Я смотрел на скульптурный профиль Хрулева, слушал его густой, неторопливый голос и тщетно пытался обнаружить хоть тень сочувствия к погубленному ни за что ни про что Вахрушеву. Но интонация сочувствия покойному означала бы подспудное осуждение жестокости вождя, а это исключалось. Вахрушев проштрафился и получил по заслугам.
А зачем Сталину этот танцевальный цирк? Чтобы унизить соратников, лишний раз почувствовать свое превосходство? К тому же танцующие попарно мужчины не способны на заговор. Так ли это?..

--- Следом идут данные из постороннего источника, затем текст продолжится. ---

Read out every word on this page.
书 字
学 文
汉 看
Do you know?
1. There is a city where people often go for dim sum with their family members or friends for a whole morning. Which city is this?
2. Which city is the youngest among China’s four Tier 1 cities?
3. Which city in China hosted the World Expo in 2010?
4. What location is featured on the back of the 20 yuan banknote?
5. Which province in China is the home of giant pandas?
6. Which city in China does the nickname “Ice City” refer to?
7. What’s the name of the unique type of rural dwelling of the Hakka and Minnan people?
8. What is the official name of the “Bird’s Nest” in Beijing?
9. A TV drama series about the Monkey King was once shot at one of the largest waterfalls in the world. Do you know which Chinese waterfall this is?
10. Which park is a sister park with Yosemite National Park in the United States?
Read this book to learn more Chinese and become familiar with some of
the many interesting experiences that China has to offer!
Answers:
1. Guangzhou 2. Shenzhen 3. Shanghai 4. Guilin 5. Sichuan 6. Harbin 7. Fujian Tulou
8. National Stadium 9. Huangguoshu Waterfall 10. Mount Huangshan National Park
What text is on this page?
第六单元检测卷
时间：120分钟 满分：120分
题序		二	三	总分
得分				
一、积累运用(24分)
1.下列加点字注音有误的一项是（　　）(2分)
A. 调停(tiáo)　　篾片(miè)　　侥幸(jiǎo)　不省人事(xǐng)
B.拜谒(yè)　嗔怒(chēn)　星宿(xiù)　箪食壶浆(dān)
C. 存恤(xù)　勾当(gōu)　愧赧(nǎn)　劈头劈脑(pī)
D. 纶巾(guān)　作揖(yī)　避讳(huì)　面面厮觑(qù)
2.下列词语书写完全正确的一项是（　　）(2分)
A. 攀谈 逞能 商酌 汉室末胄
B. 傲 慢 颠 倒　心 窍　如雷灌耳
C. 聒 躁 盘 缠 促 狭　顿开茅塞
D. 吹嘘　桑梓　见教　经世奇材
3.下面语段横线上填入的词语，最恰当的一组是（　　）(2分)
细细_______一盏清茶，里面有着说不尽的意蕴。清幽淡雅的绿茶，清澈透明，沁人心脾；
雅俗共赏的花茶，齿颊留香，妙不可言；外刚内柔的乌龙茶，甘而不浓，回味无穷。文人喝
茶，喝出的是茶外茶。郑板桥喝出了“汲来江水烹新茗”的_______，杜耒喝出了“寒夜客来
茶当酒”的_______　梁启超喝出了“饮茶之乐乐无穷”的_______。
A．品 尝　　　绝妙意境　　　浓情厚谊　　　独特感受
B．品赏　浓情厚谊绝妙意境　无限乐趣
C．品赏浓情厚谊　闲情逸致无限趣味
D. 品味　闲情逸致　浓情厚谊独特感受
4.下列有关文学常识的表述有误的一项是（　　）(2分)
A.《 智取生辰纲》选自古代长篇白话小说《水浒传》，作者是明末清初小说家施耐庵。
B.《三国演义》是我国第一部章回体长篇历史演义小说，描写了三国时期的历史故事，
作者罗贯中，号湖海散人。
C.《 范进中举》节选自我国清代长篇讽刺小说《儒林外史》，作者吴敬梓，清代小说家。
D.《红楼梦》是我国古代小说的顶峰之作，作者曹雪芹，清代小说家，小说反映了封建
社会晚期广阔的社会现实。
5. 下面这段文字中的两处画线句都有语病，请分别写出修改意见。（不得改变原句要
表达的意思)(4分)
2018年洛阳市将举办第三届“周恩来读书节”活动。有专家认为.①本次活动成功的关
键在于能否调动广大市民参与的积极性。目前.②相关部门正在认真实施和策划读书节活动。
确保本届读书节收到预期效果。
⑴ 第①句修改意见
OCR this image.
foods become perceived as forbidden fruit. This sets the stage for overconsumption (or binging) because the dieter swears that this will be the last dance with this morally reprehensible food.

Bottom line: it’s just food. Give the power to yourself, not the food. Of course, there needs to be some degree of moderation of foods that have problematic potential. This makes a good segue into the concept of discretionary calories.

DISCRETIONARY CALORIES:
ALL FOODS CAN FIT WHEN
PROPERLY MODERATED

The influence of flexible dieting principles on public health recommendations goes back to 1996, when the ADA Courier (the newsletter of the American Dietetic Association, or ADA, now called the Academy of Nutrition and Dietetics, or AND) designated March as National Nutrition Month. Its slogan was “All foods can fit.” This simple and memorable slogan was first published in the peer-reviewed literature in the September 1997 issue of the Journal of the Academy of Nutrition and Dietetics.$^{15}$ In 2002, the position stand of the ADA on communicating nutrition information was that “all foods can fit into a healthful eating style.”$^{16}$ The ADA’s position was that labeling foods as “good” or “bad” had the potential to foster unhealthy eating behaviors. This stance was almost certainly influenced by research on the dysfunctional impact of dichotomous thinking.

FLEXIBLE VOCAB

Должен признаться, поначалу я был взволнован близостью столь выдающихся людей и жадно ловил каждое слово. Впервые Татьяна Алексеевна не владела полновластно моими помыслами и умыслами. Но меня постигло жестокое разочарование. По своему уровню эти знаменитости ничуть не превосходили Матвея Матвеевича, разве что не говорили с еврейским акцентом. Ни одной мысли. Ни одного острого слова. Ни тени духовности и душевности. Негнущиеся спины, неподвижно сидящие на деревянных шеях головы, дубовые речи. Кажется, что все они произносят заранее выученный текст. А может, так оно и есть на самом деле, чтобы не проговориться. Один Хрулев, вопреки собственному намерению, был интересен рассказом про «dance macabre». Как же натренированы они в озвученной немоте, в умении ничем не обнаружить своей личности! И я вернулся к Татьяне Алексеевне. Она очень старалась казаться веселой…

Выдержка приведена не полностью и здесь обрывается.